The American language conundrum: A discussion about what exactly is this country’s native speech

Tyler Wooley

Staff Writer

I think it is safe to say that each of us has met someone who says things that are completely ignorant. I know I have.

You know those people who act like they know about something, but actually they don’t know anything about the subject?

Yeah, those people.

It seems like no place is immune to these sorts of comments, conversations and moments when you just look at someone and think, “Did you really just say that?”

I had one of those moments a while ago. I have heard this certain phrase plenty of times, and it makes me cringe every time I hear it.

The statement I am referring to can be said in different ways, but the gist of it was “This is America; we speak English!”

Regardless of the fact that this statement is extremely rude — perhaps the reason I don’t hear it in person — it is nowhere near any kind of correctness politically, factually, etc.

Let’s start with the facts.

First, this is the United States of America; using just “America” is much too broad of a statement and can include countries in North and South America, most of which have a national language other than English.

Next, not everyone in the United States speaks English.

Would you like to know why?

According to usconstitution.net, “many assume that English is the country’s official language. But despite efforts over the years, the United States has no official language.”

You read that right: the U.S. has no official language.

Yes, the majority of U.S. inhabitants speak English, but there has never been any federal law declaring English as the official language.

There have been many bills drafted in attempts to make English the national language, but none have passed.

The third factual error is the assumption that the Americans invented the English language.
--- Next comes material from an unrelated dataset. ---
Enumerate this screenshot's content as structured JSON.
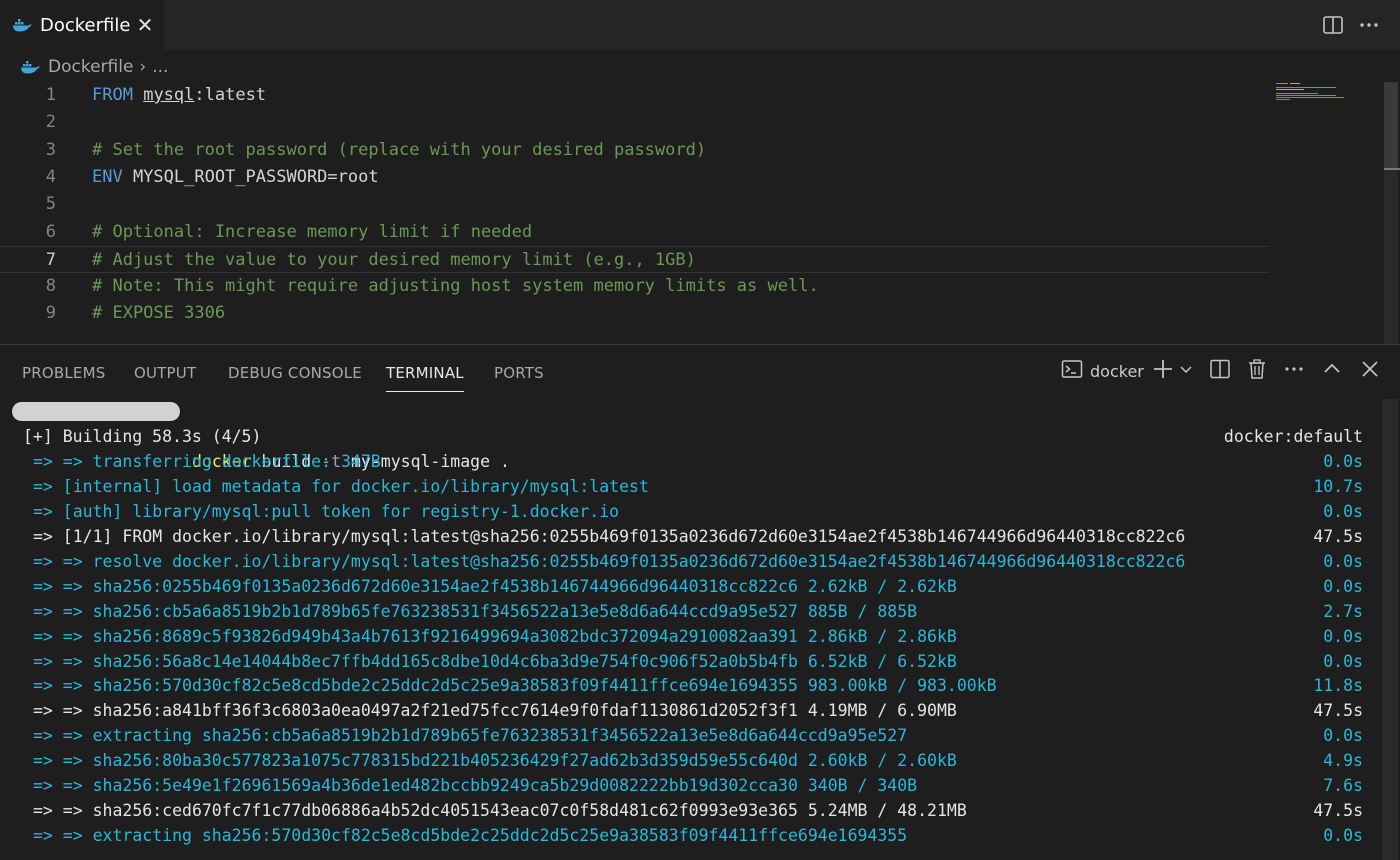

The settlers used the English language because they came from … wait for it … England.

The Merriam-Webster Dictionary even defines the word “English” as “of or relating to England or its people.” Even the second definition referring to the language says it is only the “chief language” of the U.S.

However, just because it is the primary language does not mean it is the official language. It doesn’t even mean everyone should speak it.

According to a 2011 U.S. Census, more than 13.5 million people 5 years old or older either spoke English “not well” or “not at all.”

As of July 2015, only California, Florida, Texas and New York had populations greater than 13.5 million people.

It does not make any sense to declare English the national language if that much of the population doesn’t understand it.

Now, I am not being oblivious to how many people in this country do speak English.

If someone moves to a country and the population predominantly speaks a different language, it is definitely smart to try to learn that language.

I am not bashing learning a new language, because the applications are very practical.

What I am doing is clarifying the fact that it is not a necessity to learn English in order to live in the U.S. and bringing to light the blatant disregard for a sizable part of the population when statements like this are made without a second thought.